While mobile phone advancements are revolutionizing the way folks do business and socialize, they're also making the roads that much scarier as people chat and, God help us, send text messages or browse the Web while behind the wheel. But Yap, a Charlotte-based company, is doing some innovative work with the mobile Web industry that, while unlikely to make obsessive cell phone users any less annoying, could make them less of a hazard.
Launched by brothers Igor and Victor Jablokov, Yap's patent-pending system allows users to send text messages by simply speaking into their mobile phone.
"Texting while driving is obviously dangerous," says Igor. "But you're not going to change human behavior. Yap, in addition to its social utility, will also enable people to be more productive in a safer way."
The software also allows users to query Web services with nothing but their voice. So you can find the nearest Starbucks using Google, get movie times from Yahoo, or check a flight's status on Orbitz.

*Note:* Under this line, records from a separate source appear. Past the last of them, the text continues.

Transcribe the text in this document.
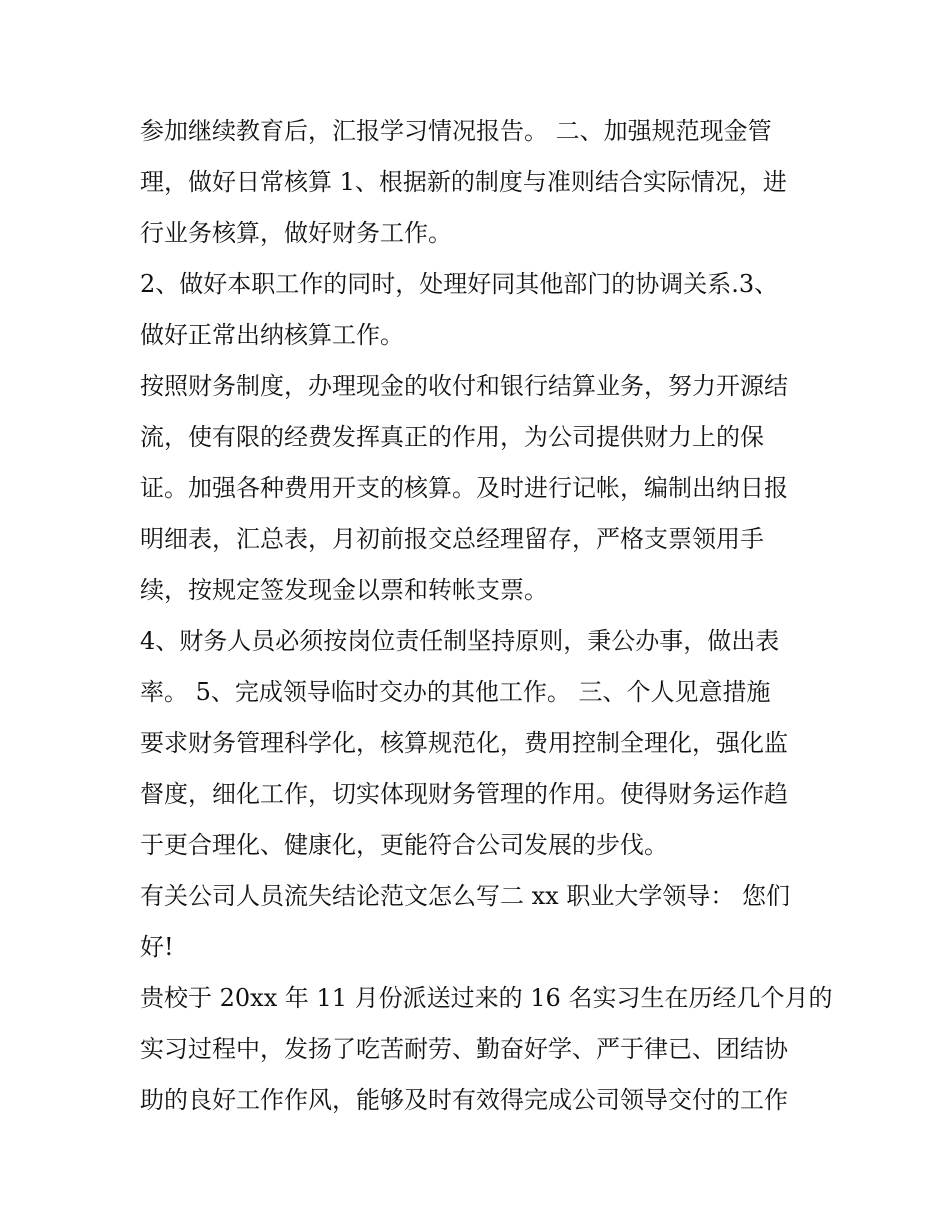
参加继续教育后，汇报学习情况报告。 二、加强规范现金管
理，做好日常核算 1、根据新的制度与准则结合实际情况，进
行业务核算，做好财务工作。
2、做好本职工作的同时，处理好同其他部门的协调关系.3、
做好正常出纳核算工作。
按照财务制度，办理现金的收付和银行结算业务，努力开源结
流，使有限的经费发挥真正的作用，为公司提供财力上的保
证。加强各种费用开支的核算。及时进行记帐，编制出纳日报
明细表，汇总表，月初前报交总经理留存，严格支票领用手
续，按规定签发现金以票和转帐支票。
4、财务人员必须按岗位责任制坚持原则，秉公办事，做出表
率。 5、完成领导临时交办的其他工作。 三、个人见意措施
要求财务管理科学化，核算规范化，费用控制全理化，强化监
督度，细化工作，切实体现财务管理的作用。使得财务运作趋
于更合理化、健康化，更能符合公司发展的步伐。
有关公司人员流失结论范文怎么写二 xx 职业大学领导： 您们
好!
贵校于 20xx 年 11 月份派送过来的 16 名实习生在历经几个月的
实习过程中，发扬了吃苦耐劳、勤奋好学、严于律已、团结协
助的良好工作作风，能够及时有效得完成公司领导交付的工作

In 2006, Yap was named a finalist in UNCC's Five Ventures business-plan competition. With startup costs of about $1.5 million, they launched the company in May 2006 with Igor, thirty-four, serving as CEO and Victor, thirty-two, as COO.

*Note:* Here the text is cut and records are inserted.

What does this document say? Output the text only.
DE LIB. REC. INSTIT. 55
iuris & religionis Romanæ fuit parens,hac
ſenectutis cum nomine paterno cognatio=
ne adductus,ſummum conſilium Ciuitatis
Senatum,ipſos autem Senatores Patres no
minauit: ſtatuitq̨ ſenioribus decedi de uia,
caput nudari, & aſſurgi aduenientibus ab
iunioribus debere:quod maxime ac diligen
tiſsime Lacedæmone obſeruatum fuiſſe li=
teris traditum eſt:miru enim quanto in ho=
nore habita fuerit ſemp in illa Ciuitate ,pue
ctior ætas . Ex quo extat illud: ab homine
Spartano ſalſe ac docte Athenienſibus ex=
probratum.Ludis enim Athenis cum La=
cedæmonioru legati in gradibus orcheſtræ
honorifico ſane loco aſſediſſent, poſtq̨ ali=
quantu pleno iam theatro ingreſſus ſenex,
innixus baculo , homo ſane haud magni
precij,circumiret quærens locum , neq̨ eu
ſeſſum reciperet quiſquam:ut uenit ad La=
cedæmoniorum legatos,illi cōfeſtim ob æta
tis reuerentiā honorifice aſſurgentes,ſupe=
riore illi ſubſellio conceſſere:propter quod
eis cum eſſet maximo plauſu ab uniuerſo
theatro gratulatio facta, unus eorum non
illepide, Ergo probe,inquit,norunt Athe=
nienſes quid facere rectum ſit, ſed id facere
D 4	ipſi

Igor says they tapped local angel investors for the startup costs, and they continue to seek venture capitalist funding. He declined to divulge revenue numbers, but indicates that their goal over the next year is to simply break even. "That's a big hurdle for a new technology company, because you have a bunch of scientists, and they aren't cheap."
While Yap's text messaging capability is garnering most of the attention, Igor points out that the platform's ability to access Web services holds great potential. But it also puts them in competition with industry giants like Google and MySpace.
"Frankly I'd rather partner with all those folks than compete," he says. "We're better off layering our technology over their existing methods."